Entonces, compungida, al borde del llanto y cerca de lo verosímil, lamenta lo ocurrido, traslada culpas a otros. No sin terminar con su oferta de “solución total”: reformas estructurales, constitucionales, cósmicas, de la Policía Nacional. Entre tanto, López exige desarmar, colocar en indefensión a la fuerza policial. Otra cantinflada. De ahí en adelante, ante el caos, López continúa con el mismo libreto; el cual entra a reforzar la amenaza disciplinaria, urgida y ávida por cobrar venganzas personales.

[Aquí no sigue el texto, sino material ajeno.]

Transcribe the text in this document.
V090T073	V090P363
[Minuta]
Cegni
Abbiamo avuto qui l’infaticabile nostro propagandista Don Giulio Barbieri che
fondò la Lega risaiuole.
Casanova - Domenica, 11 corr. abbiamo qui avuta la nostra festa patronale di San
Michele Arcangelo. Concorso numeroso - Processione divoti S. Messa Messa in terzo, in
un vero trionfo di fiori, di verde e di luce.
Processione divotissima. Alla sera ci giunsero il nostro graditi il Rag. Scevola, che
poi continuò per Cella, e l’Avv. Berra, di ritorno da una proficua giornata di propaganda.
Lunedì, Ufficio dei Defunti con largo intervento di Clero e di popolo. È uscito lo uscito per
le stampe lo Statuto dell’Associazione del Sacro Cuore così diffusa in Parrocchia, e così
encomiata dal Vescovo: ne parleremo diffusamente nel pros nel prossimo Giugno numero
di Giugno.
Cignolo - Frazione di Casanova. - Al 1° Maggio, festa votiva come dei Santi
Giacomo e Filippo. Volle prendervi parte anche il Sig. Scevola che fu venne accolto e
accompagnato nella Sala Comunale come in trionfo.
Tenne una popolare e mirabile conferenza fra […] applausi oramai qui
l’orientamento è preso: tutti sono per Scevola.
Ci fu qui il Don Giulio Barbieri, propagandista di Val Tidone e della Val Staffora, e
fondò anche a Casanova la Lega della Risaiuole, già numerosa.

La reacción del gobierno nacional, aunque distinta, es sorprendente. El ministro de defensa no asumió, ante el desbordamiento de la violencia, la dirección del orden público en el país. La facultad, consignada desde la Constitución Política, convierte automáticamente a las alcaldías en agentes subordinados, incluso descartables en la práctica, de la cadena de mando y control a cargo del gobierno nacional.
En un tira y afloje incomprensible, el ministro y su equipo “coordinaban” con López lo imposible, dados sus objetivos diametralmente opuestos; y conectaban sus respectivos “puestos de mando unificado”, un contrasentido.
La interacción en esos términos entre ministerio de defensa y alcaldía de Bogotá esfumó el momento de oportunidad para tomar decisiones eficaces de repliegues tácticos y posterior despliegues efectivos de toda la fuerza pública necesaria; la imposición de restricciones puntuales a libertades para proteger vidas y bienes; y las múltiples acciones inmediatas de policía judicial.
Estas asonadas, anticipadas y apetecidas por políticos malintencionados y delirantes, continuarán. Sus efectos perversos en la legitimidad institucional se multiplicarán con cada nueva tanda. A menos que los primeros responsables en la pirámide de gestión del orden público consigan controlar estos hechos sin que los sobrepasen.